The Gandhi-King Community

For Global Peace with Social Justice in a Sustainable Environment

Prof. Dr. Yogendra Yadav

Senior Gandhian Scholar, Professor, Editor and Linguist

Gandhi International Study and Research Institute, Jalgaon, Maharashtra, India

Contact No. – 09404955338, 09415777229

E-mail- dr.yadav.yogendra@gandhifoundation.net;

dr.yogendragandhi@gmail.com

Mailing Address- C- 29, Swaraj Nagar, Panki, Kanpur- 208020, Uttar Pradesh, India

 

 

Equality of Religions- Mahatma Gandhi   

 

This is the new name we have given to the Ashram observance which we know as ‘Tolerance’. ‘Sahishnuta’ is a translation of the English word ‘Tolerance’. I did not like that word, but could not think of a better one. Kakasaheb, too, did not like that word. He suggested ‘Respect for all religions’. I didn’t like that phrase either. Tolerance may imply a gratuitous assumption of the inferiority of other faiths to one’s own and respect suggests a sense of patronizing whereas ahimsa teaches us to entertain the same respect for the religious faiths of others as we accord to our own, thus admitting the imperfection of the latter. This admission will be readily made by a seeker of Truth, who follows the law of Love. If we had attained the full vision of Truth, we would no longer be mere seekers, but would have become one with God, for Truth is God. But being only seekers, we prosecute our quest, and are conscious of our imperfection. And if we are imperfect ourselves, religion as conceived by us must also be imperfect. We have not realized religion in its perfection, even as we have not realized God. Religion of our conception, being thus imperfect, is always subject to a process of evolution and re-interpretation.

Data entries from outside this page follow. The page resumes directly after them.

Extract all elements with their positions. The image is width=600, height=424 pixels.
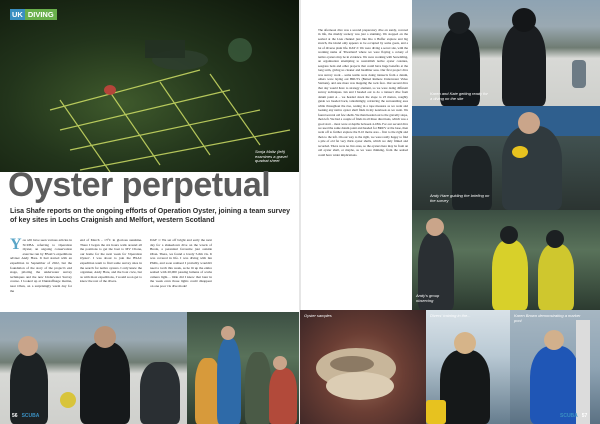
drop-cap: Y bbox=[10, 236, 22, 253]
body-column-3: DAY 1: We set off bright and early the next day for a shakedown dive on the wreck of Breda, a perennial favourite just outside Oban. There, we found a lovely 5-6m vis. It was covered in life. I was diving with Ian Phills, and soon realised I probably wouldn't need a torch this week, as he lit up the entire seabed with 20,000 passing lumens of scuba camera light… little did I know that later in the week even those lights could disappear on one poor vis dive mode! bbox=[150, 238, 212, 288]
boat-photo-caption: Karen and Kate getting ready for a diving on the site bbox=[430, 91, 488, 101]
standfirst: Lisa Shafe reports on the ongoing efforts of Operation Oyster, joining a team survey of key sites in Lochs Craignish and Melfort, western Scotland bbox=[10, 208, 291, 224]
section-badge-brand: UK bbox=[12, 9, 23, 19]
underwater-photo-caption: Sonja Maltz (left) examines a gravel quadrat sheet bbox=[255, 149, 288, 164]
drysuit-photo-caption: Karen Brown demonstrating a marker pool bbox=[514, 313, 581, 323]
right-page-number: 57 bbox=[581, 413, 588, 419]
left-page-footer bbox=[12, 413, 39, 419]
photo-drysuit-diver bbox=[510, 310, 600, 424]
photo-group-briefing bbox=[187, 312, 300, 424]
body-column-4 bbox=[318, 28, 408, 157]
body-column-4-text: The afternoon dive was a second preparatory dive on sandy, covered in life, the muddy scenery was just a stunning. We stopped on the seabed at the Lieu channel just like Rio à Buffer explore and big stretch, the island only appears to be occupied by some goats, and a lot of diverse plant life. DAY 2: We were diving a secret site, with the working name of 'Priestland' where we were flaying a colony of native oysters may be in evidence. We were working with Seawilding, an organisation attempting to reestablish native oyster colonies, seagrass beds and other projects that could have huge benefits at the long term, giving us cleaner and healthier seas. Our first project dive was survey work – some teams were doing transects from a datum, others were laying out BRUVs (Baited Remote Underwater Video Stations), and one more was mapping the rock face. Our second dive that day would have to strategy element, so we were doing different survey techniques. Ian and I headed out to do a transect dive from datum point A – we headed down the slope to 23 metres, roughly guide we headed back, tantalizingly, retrieving the surrounding area while throughout the rise, resting in a tape measure as we went and looking any native oyster shell finds in my notebook as we went. We found several old few shells. We then headed out to the gravelly slope, then left. We had a couple of finds in all three directions, which was a good start – most were at depths between 4-18m. For our second dive we used the same datum point and headed for BRUV at the base, then went off to further explore the 8-10 metre area – first to the right and then to the left. On our way to the right, we were really happy to find a pile of old fat very thick oyster shells, which we duly filmed and recorded. There were no live ones, so the oysters here may be from an old oyster shell, or maybe, as we were thinking, from the seabed could have wider implications. bbox=[318, 28, 408, 157]
article-title: Oyster perpetual bbox=[8, 166, 271, 204]
shell-photo-caption: Oyster samples bbox=[304, 313, 332, 318]
section-badge bbox=[10, 9, 57, 19]
left-footer-brand: SCUBA bbox=[21, 413, 40, 419]
photo-oyster-shells bbox=[300, 310, 426, 424]
body-column-2: end of March – 13°C in glorious sunshine. There I began the six hours walk around all the positions to get the boat to MV Clione, our home for the next week for 'Operation Oyster'. I was about to join the BSAC expedition team to find some survey sites in the search for native oysters. I only knew the organiser, Andy Hare, and the boat crew, but as with most expeditions, I would soon get to know the rest of the divers. bbox=[80, 238, 142, 284]
photo-pool-training bbox=[426, 310, 510, 424]
quadrat-grid bbox=[0, 0, 300, 172]
left-page-number: 56 bbox=[12, 413, 18, 419]
section-badge-label: DIVING bbox=[25, 9, 57, 20]
group-photo-caption: Andy's group observing bbox=[416, 293, 440, 303]
photo-divers-on-boat bbox=[412, 0, 600, 106]
photo-survey-equipment bbox=[412, 106, 600, 210]
pool-photo-caption: Divers' training in the... bbox=[430, 313, 471, 318]
photo-divers-group bbox=[412, 210, 600, 310]
right-page-footer bbox=[560, 413, 587, 419]
oyster-shell-shapes bbox=[300, 310, 426, 424]
lab-photo-caption: Andy Hare guiding the briefing on the survey bbox=[430, 193, 490, 203]
right-footer-brand: SCUBA bbox=[560, 413, 578, 419]
body-column-1 bbox=[10, 238, 72, 293]
body-column-1-text: ou will have seen various articles in SCUBA referring to Operation Oyster, an ongoing conservation exercise run by BSAC's expeditions adviser Andy Hare. It had started with an expedition in September of 2022, but the foundation of the story of the project's end stage, piloting the underwater survey techniques and the new Underwater Survey course. I looked up at Dunstaffnage marina, near Oban, on a surprisingly warm day for the bbox=[10, 238, 72, 293]
photo-divers-boat-deck bbox=[0, 312, 187, 424]
hero-underwater-photo bbox=[0, 0, 300, 172]
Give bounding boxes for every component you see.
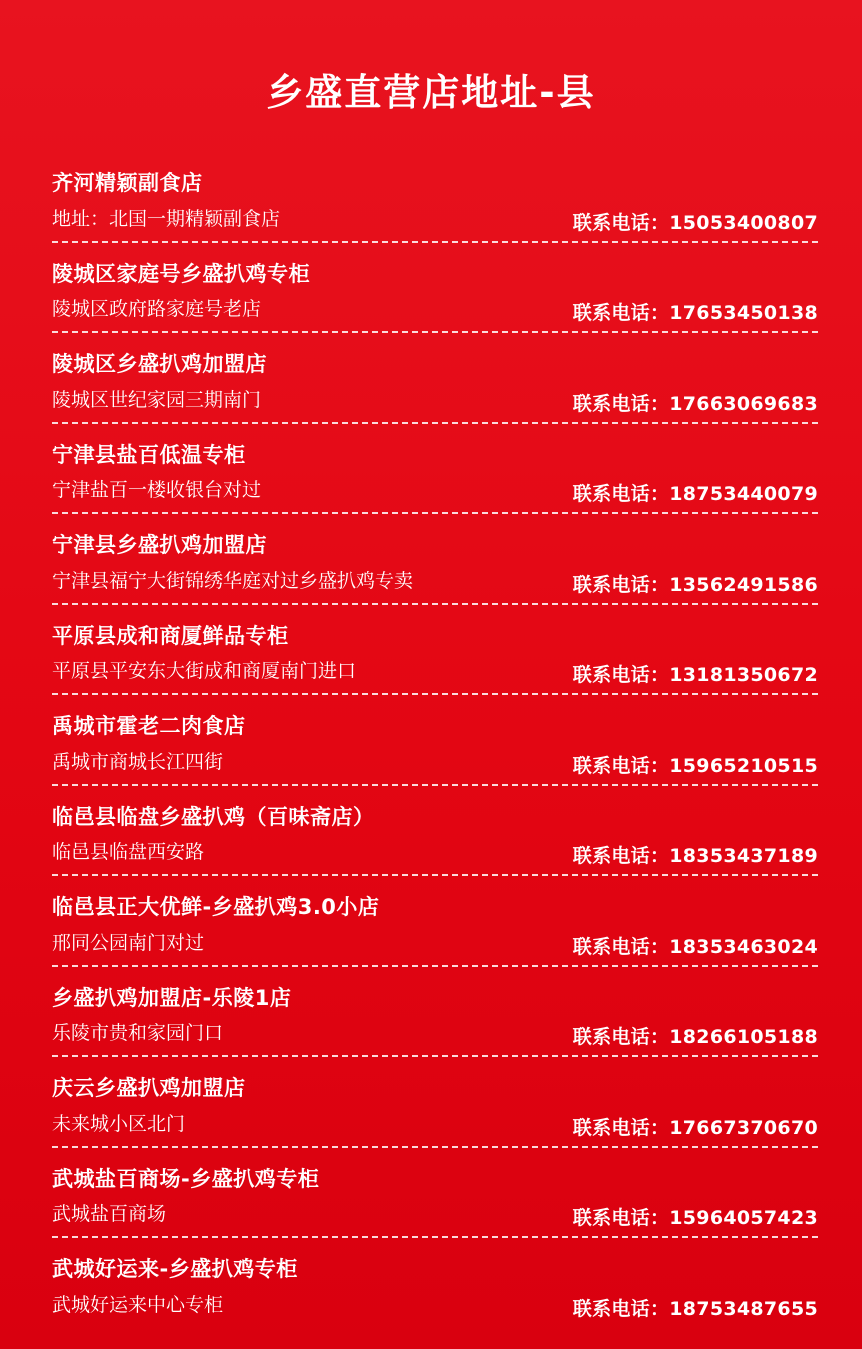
store-name: 宁津县盐百低温专柜: [52, 442, 246, 467]
divider: [52, 241, 818, 243]
store-phone: 联系电话：18353437189: [572, 845, 818, 868]
store-address: 临邑县临盘西安路: [52, 841, 205, 864]
store-phone: 联系电话：18353463024: [572, 935, 818, 958]
store-address: 宁津盐百一楼收银台对过: [52, 479, 262, 502]
store-phone: 联系电话：15053400807: [572, 211, 818, 234]
page-title: 乡盛直营店地址-县: [266, 70, 596, 114]
store-detail-row: [52, 295, 818, 325]
store-detail-row: [52, 1291, 818, 1321]
list-item: [52, 1160, 818, 1251]
list-item: [52, 617, 818, 708]
store-name: 临邑县临盘乡盛扒鸡（百味斋店）: [52, 804, 375, 829]
store-address: 陵城区世纪家园三期南门: [52, 388, 262, 411]
store-name: 齐河精颖副食店: [52, 171, 203, 196]
store-name: 庆云乡盛扒鸡加盟店: [52, 1076, 246, 1101]
divider: [52, 693, 818, 695]
store-detail-row: [52, 657, 818, 687]
store-address: 邢同公园南门对过: [52, 931, 205, 954]
list-item: [52, 436, 818, 527]
list-item: [52, 979, 818, 1070]
store-address: 武城盐百商场: [52, 1203, 167, 1226]
list-item: [52, 164, 818, 255]
divider: [52, 1055, 818, 1057]
list-item: [52, 526, 818, 617]
store-name: 平原县成和商厦鲜品专柜: [52, 623, 289, 648]
store-address: 武城好运来中心专柜: [52, 1293, 224, 1316]
store-detail-row: [52, 1110, 818, 1140]
divider: [52, 965, 818, 967]
store-detail-row: [52, 205, 818, 235]
store-address: 宁津县福宁大街锦绣华庭对过乡盛扒鸡专卖: [52, 569, 414, 592]
store-phone: 联系电话：18753487655: [572, 1297, 818, 1320]
store-phone: 联系电话：15964057423: [572, 1207, 818, 1230]
store-name: 陵城区家庭号乡盛扒鸡专柜: [52, 261, 310, 286]
list-item: [52, 707, 818, 798]
store-address: 未来城小区北门: [52, 1112, 186, 1135]
store-phone: 联系电话：13562491586: [572, 573, 818, 596]
store-name: 武城盐百商场-乡盛扒鸡专柜: [52, 1166, 320, 1191]
divider: [52, 784, 818, 786]
divider: [52, 1236, 818, 1238]
store-phone: 联系电话：13181350672: [572, 664, 818, 687]
store-address: 平原县平安东大街成和商厦南门进口: [52, 660, 357, 683]
store-name: 陵城区乡盛扒鸡加盟店: [52, 352, 267, 377]
store-address: 地址：北国一期精颖副食店: [52, 207, 281, 230]
store-detail-row: [52, 386, 818, 416]
store-name: 禹城市霍老二肉食店: [52, 714, 246, 739]
list-item: [52, 1250, 818, 1331]
store-phone: 联系电话：17653450138: [572, 302, 818, 325]
divider: [52, 422, 818, 424]
store-address: 禹城市商城长江四街: [52, 750, 224, 773]
store-phone: 联系电话：17667370670: [572, 1116, 818, 1139]
list-item: [52, 255, 818, 346]
store-phone: 联系电话：17663069683: [572, 392, 818, 415]
store-list: [0, 164, 862, 1331]
store-name: 武城好运来-乡盛扒鸡专柜: [52, 1257, 298, 1282]
store-phone: 联系电话：15965210515: [572, 754, 818, 777]
store-detail-row: [52, 838, 818, 868]
divider: [52, 512, 818, 514]
divider: [52, 331, 818, 333]
store-name: 乡盛扒鸡加盟店-乐陵1店: [52, 985, 292, 1010]
store-detail-row: [52, 929, 818, 959]
divider: [52, 603, 818, 605]
list-item: [52, 798, 818, 889]
store-detail-row: [52, 1200, 818, 1230]
store-detail-row: [52, 748, 818, 778]
store-address: 乐陵市贵和家园门口: [52, 1022, 224, 1045]
list-item: [52, 345, 818, 436]
store-phone: 联系电话：18266105188: [572, 1026, 818, 1049]
store-address: 陵城区政府路家庭号老店: [52, 298, 262, 321]
store-detail-row: [52, 567, 818, 597]
store-detail-row: [52, 476, 818, 506]
divider: [52, 1146, 818, 1148]
list-item: [52, 1069, 818, 1160]
list-item: [52, 888, 818, 979]
store-phone: 联系电话：18753440079: [572, 483, 818, 506]
store-name: 宁津县乡盛扒鸡加盟店: [52, 533, 267, 558]
divider: [52, 874, 818, 876]
store-name: 临邑县正大优鲜-乡盛扒鸡3.0小店: [52, 895, 380, 920]
store-detail-row: [52, 1019, 818, 1049]
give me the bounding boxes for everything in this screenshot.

Progress towards Truth, towards God, is possible only because of such evolution. And if all faiths outlined by men are imperfect, the question of comparative merit does not arise. All faiths constitute a revelation of Truth, but all are imperfect and liable to error. Reverence for other faiths need not blind us to their faults. We must be keenly alive to the defects of our own faith also, yet not leave it on that account, but try to overcome those defects. Looking at all religions with an equal eye, we would not only hesitate, but would think it our duty, to blend into our faith every acceptable feature of other faiths. The question then arises: why should there be so many different faiths? The soul is one, but the bodies which she animates are many. We cannot reduce the number of bodies; yet we recognize the unity of the soul. Even as a tree has a single trunk, but many branches and leaves, so is there one true and perfect Religion, but it becomes many as it passes through the human medium. All religions are divinely inspired, but they are imperfect because they are products of the human mind and taught by human beings. The one Religion is beyond all speech. Imperfect men put it into such language as they can command and their words are interpreted by other men equally imperfect. Whose interpretation is to be held to be the right one? Everybody is right from his own standpoint, but it is not impossible that everybody may be wrong Hence the necessity for tolerance, which does not mean indifference towards one’s own faith, but a more intelligent and purer love for it.

Tolerance gives us spiritual insight, which is as far from fanaticism as the North Pole is from the south. True knowledge of religion breaks down the barriers between faith and faith. Cultivation of tolerance for other faiths will impart to us a truer understanding of our own. Tolerance obviously does not disturb the distinction between right and wrong, or good and evil. The reference here throughout is naturally to the principal faiths of the world. They are all based on common fundamentals. They have all produced great saints. There is some difference between tolerance towards other religions and tolerance towards their followers. We should have equal regard for all human beings for the wicked as for the saintly, for the impious as for the pious but we should never tolerate irreligion.